Francisco Jose del Castillo Lopez, secretary-general of the Madrid-based Independent Education Union, which defends private schools and freedom of choice, called the Celaa law “a very ideologically charged, interventionist law, which speaks poorly of the role education plays for our politicians.”
He told CNS if the law is enacted: “We firmly believe it will take its toll on many private publicly funded schools — if not immediately, then very soon. There are frequent allusions to the preponderance of state schools and plans for creating sufficient places in them to meet all schooling needs. This will limit, if not cancel, the freedom of families to choose the education they want for their children, also jeopardizing many jobs.”
Trinitarian Father Pedro Huerta is general secretary of the Catholic schools federation, Escuelas Catolicas, whose nearly 2,600 schools employ more than 106,000 teachers and educate over 1.5 million students. He told the online Vida Nueva that much of the law remained ambiguous, generating “very different interpretations.”
“The text has been imposed without discussion, or even expert consultations in parliament,” he said. “We have a political class which is incapable of depoliticizing education, of turning it into an essential service to our country’s future,” he said, adding that, instead, education was “an instrument of control.”

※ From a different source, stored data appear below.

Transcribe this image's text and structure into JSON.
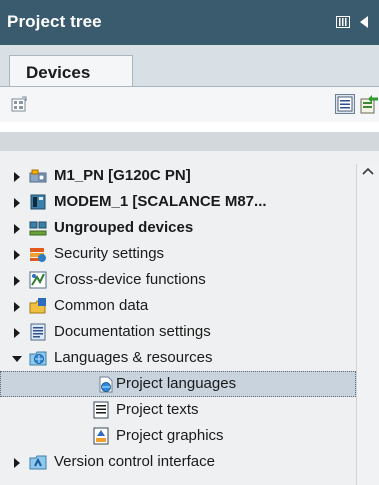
{
  "panel": {
    "title": "Project tree",
    "pin_icon": "pin-icon",
    "collapse_icon": "collapse-left-icon"
  },
  "tabs": [
    {
      "label": "Devices",
      "active": true
    }
  ],
  "toolbar": {
    "left_button_icon": "overview-icon",
    "right_buttons": [
      "details-view-icon",
      "export-icon"
    ]
  },
  "tree": {
    "items": [
      {
        "label": "M1_PN [G120C PN]",
        "bold": true,
        "expanded": false,
        "icon": "drive-device-icon"
      },
      {
        "label": "MODEM_1 [SCALANCE M87...",
        "bold": true,
        "expanded": false,
        "icon": "modem-device-icon"
      },
      {
        "label": "Ungrouped devices",
        "bold": true,
        "expanded": false,
        "icon": "ungrouped-devices-icon"
      },
      {
        "label": "Security settings",
        "bold": false,
        "expanded": false,
        "icon": "security-settings-icon"
      },
      {
        "label": "Cross-device functions",
        "bold": false,
        "expanded": false,
        "icon": "cross-device-icon"
      },
      {
        "label": "Common data",
        "bold": false,
        "expanded": false,
        "icon": "common-data-icon"
      },
      {
        "label": "Documentation settings",
        "bold": false,
        "expanded": false,
        "icon": "documentation-icon"
      },
      {
        "label": "Languages & resources",
        "bold": false,
        "expanded": true,
        "icon": "languages-icon"
      },
      {
        "label": "Project languages",
        "bold": false,
        "child": true,
        "selected": true,
        "icon": "project-languages-icon"
      },
      {
        "label": "Project texts",
        "bold": false,
        "child": true,
        "icon": "project-texts-icon"
      },
      {
        "label": "Project graphics",
        "bold": false,
        "child": true,
        "icon": "project-graphics-icon"
      },
      {
        "label": "Version control interface",
        "bold": false,
        "expanded": false,
        "icon": "version-control-icon"
      }
    ]
  },
  "colors": {
    "title_bar": "#3a5a6e",
    "selection": "#c9d3de",
    "tree_background": "#eef0f2"
  }
}
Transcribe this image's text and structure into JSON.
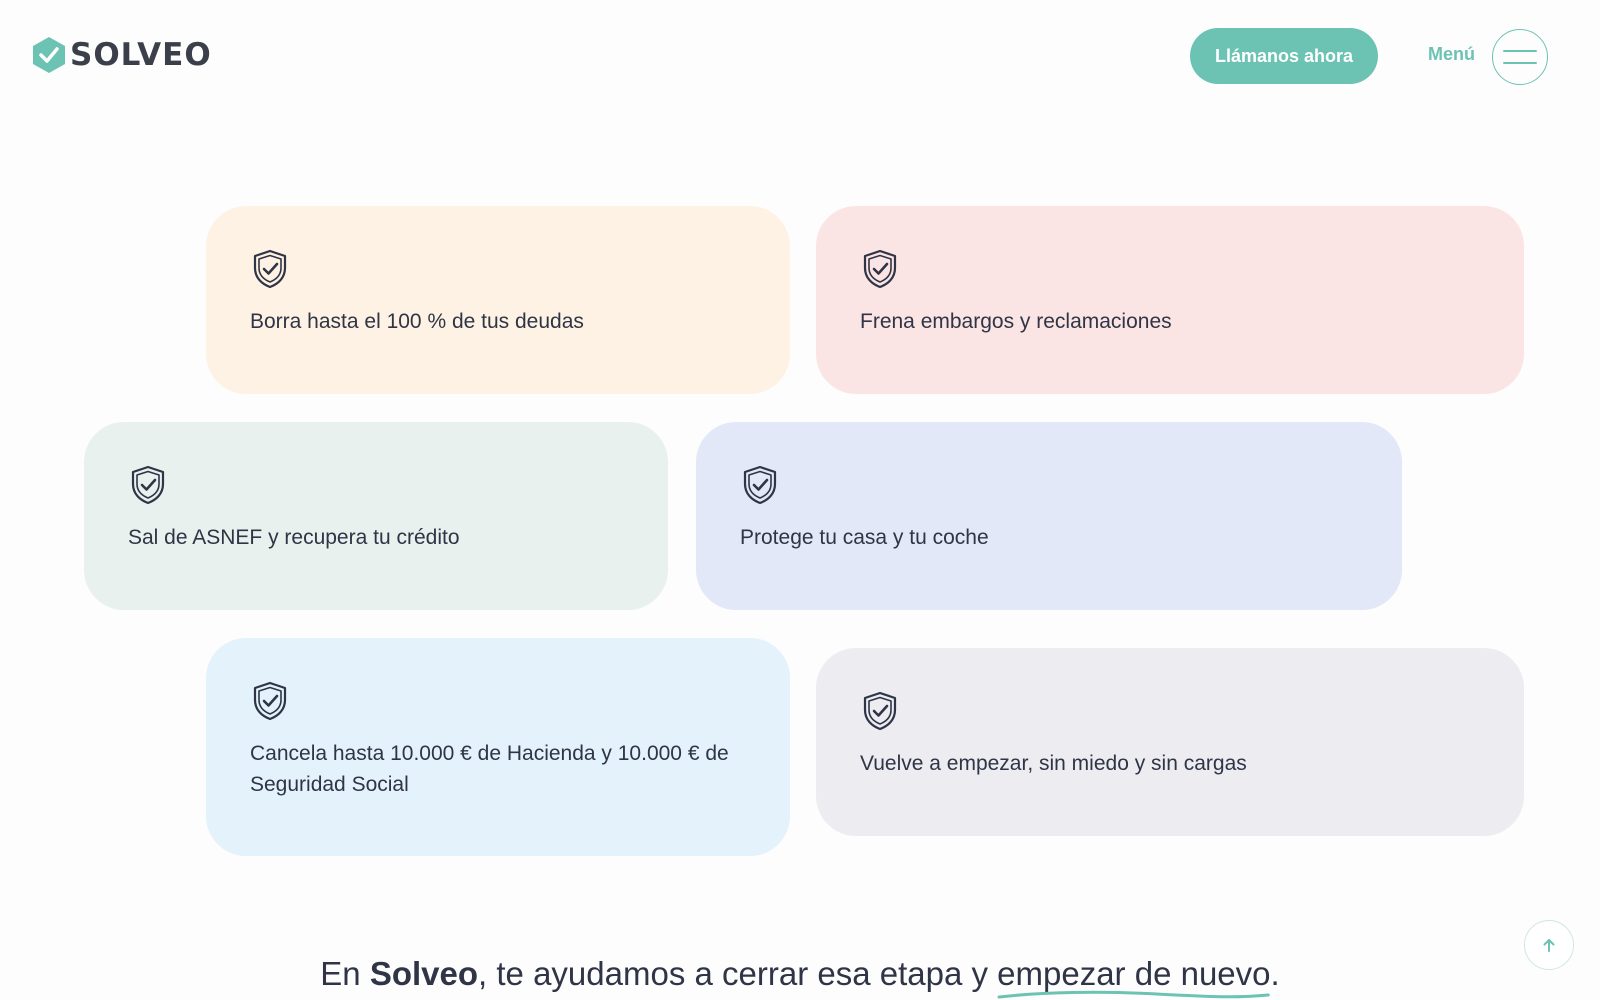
{
  "header": {
    "logo_text": "SOLVEO",
    "cta_label": "Llámanos ahora",
    "menu_label": "Menú"
  },
  "cards": [
    {
      "label": "Borra hasta el 100 % de tus deudas",
      "color": "#fef2e4"
    },
    {
      "label": "Frena embargos y reclamaciones",
      "color": "#fbe5e4"
    },
    {
      "label": "Sal de ASNEF y recupera tu crédito",
      "color": "#e8f1ed"
    },
    {
      "label": "Protege tu casa y tu coche",
      "color": "#e3e8f8"
    },
    {
      "label": "Cancela hasta 10.000 € de Hacienda y 10.000 € de Seguridad Social",
      "color": "#e3f2fb"
    },
    {
      "label": "Vuelve a empezar, sin miedo y sin cargas",
      "color": "#ececf1"
    }
  ],
  "tagline": {
    "prefix": "En ",
    "brand": "Solveo",
    "middle": ", te ayudamos a cerrar esa etapa y ",
    "highlight": "empezar de nuevo",
    "suffix": "."
  },
  "icons": {
    "logo": "check-hexagon-icon",
    "card": "shield-check-icon",
    "menu": "hamburger-icon",
    "scroll_top": "arrow-up-icon"
  },
  "colors": {
    "accent": "#6cc3b3",
    "text": "#2f3546"
  }
}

In a Nov. 20 statement, the Spanish bishops’ conference said it regretted the legislation had been processed “at extremely accelerated rates” during the COVID-19 pandemic, preventing adequate input by parents and educators. It said the Education Ministry had not addressed its concerns, and it “understood and supported” those who had “mobilized to defend their rights.”
Spain’s Lay Forum, grouping Catholic movements and associations, also accused the government Nov. 25 of pushing through “major educational changes” without any social consensus.
“The family constitutes the first educating community, making it essential to ensure freedom for parents in educating their children,” the forum said in a statement. “A new education law cannot be issued every time the government’s political composition changes. We have to think about the future and about those who will inhabit it.”